Half of children may not be drinking enough water
Adequate hydration, getting enough water, is vital to good health. After all, we’re mostly made of water — about 60% of our bodies is water. Our bodies are quite good at hanging on to most of this water. Our skin holds nearly all of it inside, for example. But we do lose water through what we call obligatory or insensible losses. Some is lost through our skin, such as through sweating. A fair amount is lost through our breath, since the air we breathe out is fully humidified. Our kidneys also lose water through urine. Even though these organs are very, very good at conserving water, they still need to manufacture a minimal amount of urine to keep good function. So we need to take in water every day. There is some water in food, of course, more in some foods than in others. But the bulk of our daily water needs come from drinking.
How much water do we need every day? A good general rule is that an average adult male needs around 3 liters (about 3 quarts) per day and an average adult woman requires 2.2 liters. Of course that is just the baseline. If you are doing something that increases water loss, such as moderate or severe exercise, you need additional water on top of the basal amount to make up for what you are losing. What about children? On a per weight basis children generally need more. We have some simple calculations we use to determine what we call their maintenance fluid need: 100 mL/kg for the first 10 kg of body weight, 50 mL/kg for the next 10 kg body weight, and 20 mL/kg for every kg after that until the child is adult sized. That works out to about 1 liter/day for a 10 kg (22 pound) child, 1.5 liters/day for a 20 kg (44 pound) child, and 1.9 liters for a 40 kg (88 pound) child. Again, that’s just the baseline; you need to add more for activity.

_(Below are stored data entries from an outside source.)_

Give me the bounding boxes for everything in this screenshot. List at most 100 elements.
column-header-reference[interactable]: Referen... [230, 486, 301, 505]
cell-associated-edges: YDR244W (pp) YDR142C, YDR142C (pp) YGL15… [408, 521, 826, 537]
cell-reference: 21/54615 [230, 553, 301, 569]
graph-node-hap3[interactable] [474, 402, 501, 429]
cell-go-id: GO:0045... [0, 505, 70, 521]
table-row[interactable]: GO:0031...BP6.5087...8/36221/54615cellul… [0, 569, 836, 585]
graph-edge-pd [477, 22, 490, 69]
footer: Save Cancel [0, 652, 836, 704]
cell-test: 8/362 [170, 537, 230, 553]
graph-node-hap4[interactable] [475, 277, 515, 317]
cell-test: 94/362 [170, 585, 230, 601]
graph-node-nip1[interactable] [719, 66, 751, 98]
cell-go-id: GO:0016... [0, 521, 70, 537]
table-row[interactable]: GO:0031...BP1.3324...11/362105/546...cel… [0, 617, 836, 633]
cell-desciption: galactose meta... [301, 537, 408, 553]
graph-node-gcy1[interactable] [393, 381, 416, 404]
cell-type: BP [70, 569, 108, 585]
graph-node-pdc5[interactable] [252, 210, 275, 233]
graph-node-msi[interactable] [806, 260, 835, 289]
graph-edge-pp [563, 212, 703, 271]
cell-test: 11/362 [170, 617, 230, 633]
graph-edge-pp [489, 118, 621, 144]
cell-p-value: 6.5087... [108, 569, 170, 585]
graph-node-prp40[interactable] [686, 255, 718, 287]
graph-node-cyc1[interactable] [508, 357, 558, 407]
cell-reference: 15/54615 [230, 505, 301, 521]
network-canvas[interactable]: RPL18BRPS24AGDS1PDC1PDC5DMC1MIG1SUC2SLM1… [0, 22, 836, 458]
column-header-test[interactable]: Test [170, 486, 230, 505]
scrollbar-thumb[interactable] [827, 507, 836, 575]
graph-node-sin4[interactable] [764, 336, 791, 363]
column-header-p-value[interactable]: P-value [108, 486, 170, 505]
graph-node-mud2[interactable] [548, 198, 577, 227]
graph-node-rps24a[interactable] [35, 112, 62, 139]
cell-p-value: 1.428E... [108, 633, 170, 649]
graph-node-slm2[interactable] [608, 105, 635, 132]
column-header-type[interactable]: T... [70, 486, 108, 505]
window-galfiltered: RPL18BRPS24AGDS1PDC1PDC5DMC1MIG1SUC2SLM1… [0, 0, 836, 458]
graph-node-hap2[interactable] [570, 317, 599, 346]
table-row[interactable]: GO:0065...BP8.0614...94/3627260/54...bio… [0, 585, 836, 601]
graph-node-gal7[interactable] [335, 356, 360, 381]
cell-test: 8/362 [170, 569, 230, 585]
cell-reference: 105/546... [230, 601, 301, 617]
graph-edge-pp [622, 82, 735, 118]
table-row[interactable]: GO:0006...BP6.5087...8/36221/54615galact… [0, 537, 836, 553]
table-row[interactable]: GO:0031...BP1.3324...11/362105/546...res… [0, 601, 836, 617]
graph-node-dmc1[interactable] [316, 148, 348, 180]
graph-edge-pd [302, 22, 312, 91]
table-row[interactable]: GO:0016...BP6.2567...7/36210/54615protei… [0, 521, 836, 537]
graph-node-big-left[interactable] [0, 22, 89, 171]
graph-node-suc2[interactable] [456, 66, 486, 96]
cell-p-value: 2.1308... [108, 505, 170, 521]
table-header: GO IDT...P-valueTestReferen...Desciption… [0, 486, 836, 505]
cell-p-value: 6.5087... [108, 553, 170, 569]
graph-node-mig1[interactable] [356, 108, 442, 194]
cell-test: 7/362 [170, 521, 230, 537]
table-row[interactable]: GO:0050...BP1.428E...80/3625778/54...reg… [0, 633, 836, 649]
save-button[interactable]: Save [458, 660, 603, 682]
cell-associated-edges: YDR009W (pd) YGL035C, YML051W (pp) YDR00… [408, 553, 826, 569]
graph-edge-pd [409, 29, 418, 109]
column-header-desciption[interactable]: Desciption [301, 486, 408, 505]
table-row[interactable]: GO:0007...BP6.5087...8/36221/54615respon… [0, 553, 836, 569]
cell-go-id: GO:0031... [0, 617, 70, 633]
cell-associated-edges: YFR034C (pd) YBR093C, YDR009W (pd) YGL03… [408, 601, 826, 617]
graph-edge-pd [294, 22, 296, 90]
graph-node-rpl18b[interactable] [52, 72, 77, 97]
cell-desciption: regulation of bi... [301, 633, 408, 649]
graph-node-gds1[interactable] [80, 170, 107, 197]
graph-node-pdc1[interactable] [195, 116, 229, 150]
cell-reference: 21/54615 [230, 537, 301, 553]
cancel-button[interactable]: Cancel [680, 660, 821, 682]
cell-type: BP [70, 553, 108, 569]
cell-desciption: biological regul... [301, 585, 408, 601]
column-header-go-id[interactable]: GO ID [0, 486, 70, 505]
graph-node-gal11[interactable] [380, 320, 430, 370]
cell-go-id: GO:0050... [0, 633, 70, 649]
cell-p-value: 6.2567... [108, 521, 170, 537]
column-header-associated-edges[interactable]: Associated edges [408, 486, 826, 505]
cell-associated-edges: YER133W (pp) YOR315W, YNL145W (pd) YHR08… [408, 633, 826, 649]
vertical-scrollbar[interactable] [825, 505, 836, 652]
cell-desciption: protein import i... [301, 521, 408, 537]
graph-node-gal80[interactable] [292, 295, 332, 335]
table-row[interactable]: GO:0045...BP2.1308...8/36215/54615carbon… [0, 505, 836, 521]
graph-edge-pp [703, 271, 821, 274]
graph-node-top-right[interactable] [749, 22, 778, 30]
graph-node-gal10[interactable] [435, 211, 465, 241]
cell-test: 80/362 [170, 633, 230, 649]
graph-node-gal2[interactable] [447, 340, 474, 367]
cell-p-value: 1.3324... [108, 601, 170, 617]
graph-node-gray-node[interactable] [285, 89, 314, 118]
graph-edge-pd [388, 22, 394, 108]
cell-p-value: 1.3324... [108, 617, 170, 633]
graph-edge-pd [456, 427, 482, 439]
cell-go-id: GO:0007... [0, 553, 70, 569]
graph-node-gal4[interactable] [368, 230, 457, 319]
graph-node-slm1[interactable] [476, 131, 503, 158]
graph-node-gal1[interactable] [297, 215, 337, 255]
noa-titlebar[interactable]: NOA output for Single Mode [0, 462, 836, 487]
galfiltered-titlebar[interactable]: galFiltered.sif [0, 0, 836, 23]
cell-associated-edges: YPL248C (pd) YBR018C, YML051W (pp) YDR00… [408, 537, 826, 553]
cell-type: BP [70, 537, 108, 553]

Our thirst mechanism is a key way we regulate our water, but both adults and children can take in less than their requirement but not get too thirsty if the deficit is not much. Yet that water deficit can still be significant. Chronic, mild dehydration makes you feel generally unwell, something probably all of us have experienced. For example, if you’ve been out and about most of the day and feel a bit lethargic — maybe you have a mild headache as well. Then you drink a tall glass of water and within a few minutes feel much better.
An interesting recent research study asked the question if children are, on average, as hydrated as we would recommend. They used data from the National Health and Nutrition Examination Survey, which spanned the years 2009-2012, and involved over 4,000 children between the ages of 6 – 19 years. The study was a powerful one because it didn’t just ask parents how much fluid their children drank; it measured the osmolality of the urine, which indicates how concentrated the urine is. The body normally makes urine more concentrated if it is trying to conserve water because the person isn’t drinking much.
The results were interesting. The authors found that just over half of all children were not optimally hydrated. They weren’t dehydrated, that is to say sick, but their urine osmolality was higher than what we would recommend. The authors also calculated that around 8 ounces of additional water (about 350 mL) would be sufficient to bring the average school age child up to the recommended amount. That’s the size of a standard kitchen glass of water.
The take home message for me is to offer your children plenty of water at meals and make sure they take water with them when they go to various activities, especially sports.